The accuracy of any statistic is determined by the joint effects of "sampling" and "nonsampling" errors. Estimates based on a sample will differ from the figures that would have been obtained if a complete census had been taken using the same survey instruments, instructions, and procedures. Besides sampling errors, both of the surveys, universe and sample, are subject to errors of design, reporting, and processing, and errors due to nonresponse. To the extent possible, these nonsampling errors are kept to a minimum by methods built into the survey procedures. In general, however, the effects of nonsampling errors are more difficult to gauge than those produced by sampling variability.

Sampling Errors

The standard error is the primary measure of sampling variability. It provides a specific range—with a stated confidence—within which a given estimate would lie if a complete census had been conducted. The chances that a complete census would differ from the sample by less than the standard error are about 68 out of 100. The chances that the difference would be less than 1.65 times the standard error are about 90 out of 100. The chances that the difference would be less than 1.96 times the standard error are about 95 out of 100. The chances that it would be less than 2.58 times as large are about 99 out of 100.

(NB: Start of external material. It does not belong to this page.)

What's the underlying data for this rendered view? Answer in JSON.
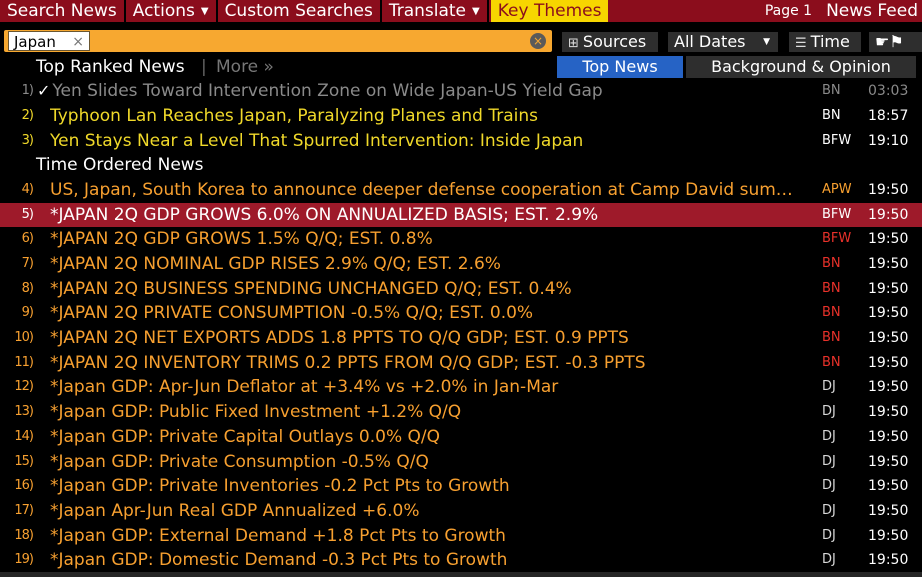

The standard error can help assess how valid a comparison between two estimates might be. The standard error of a difference between two sample estimates that are uncorrelated is approximately equal to the square root of the sum of the squared standard errors of the estimates. The standard error (se) of the difference between sample estimate "a" and sample estimate "b" is

sea-b = (sea2 + seb2 ) 1/2

Note that most of the standard errors in subsequent sections and in the original documents are approximations. That is, to derive estimates of standard errors that would be applicable to a wide variety of items and could be prepared at a moderate cost, a number of approximations were required. As a result, most of the standard errors presented provide a general order of magnitude rather than the exact standard error for any specific item.

Nonsampling Errors

Both universe and sample surveys are subject to nonsampling errors. Nonsampling errors are of two kinds—random and nonrandom. Random nonsampling errors may arise when respondents or interviewers interpret questions differently, when respondents must estimate values, or when coders, keyers, and other processors handle answers differently. Nonrandom nonsampling errors result from total nonresponse (no usable data obtained for a sampled unit), partial or item nonresponse (only a portion of a response may be usable), inability or unwillingness on the part of respondents to provide information, difficulty interpreting questions, mistakes in recording or keying data, errors of collection or processing, and overcoverage or undercoverage of the target universe. Random nonresponse errors usually, but not always, result in an understatement of sampling errors and thus an overstatement of the precision of survey estimates. Because estimating the magnitude of nonsampling errors would require special experiments or access to independent data, these magnitudes are seldom available.

To compensate for suspected nonrandom errors, adjustments of the sample estimates are often made. For example, adjustments are frequently made for nonresponse, both total and partial. Imputations are usually made separately within various groups of sample members that have similar survey characteristics. Imputation for item nonresponse is usually made by substituting for a missing item the response to that item of a respondent having characteristics similar to those of the respondent.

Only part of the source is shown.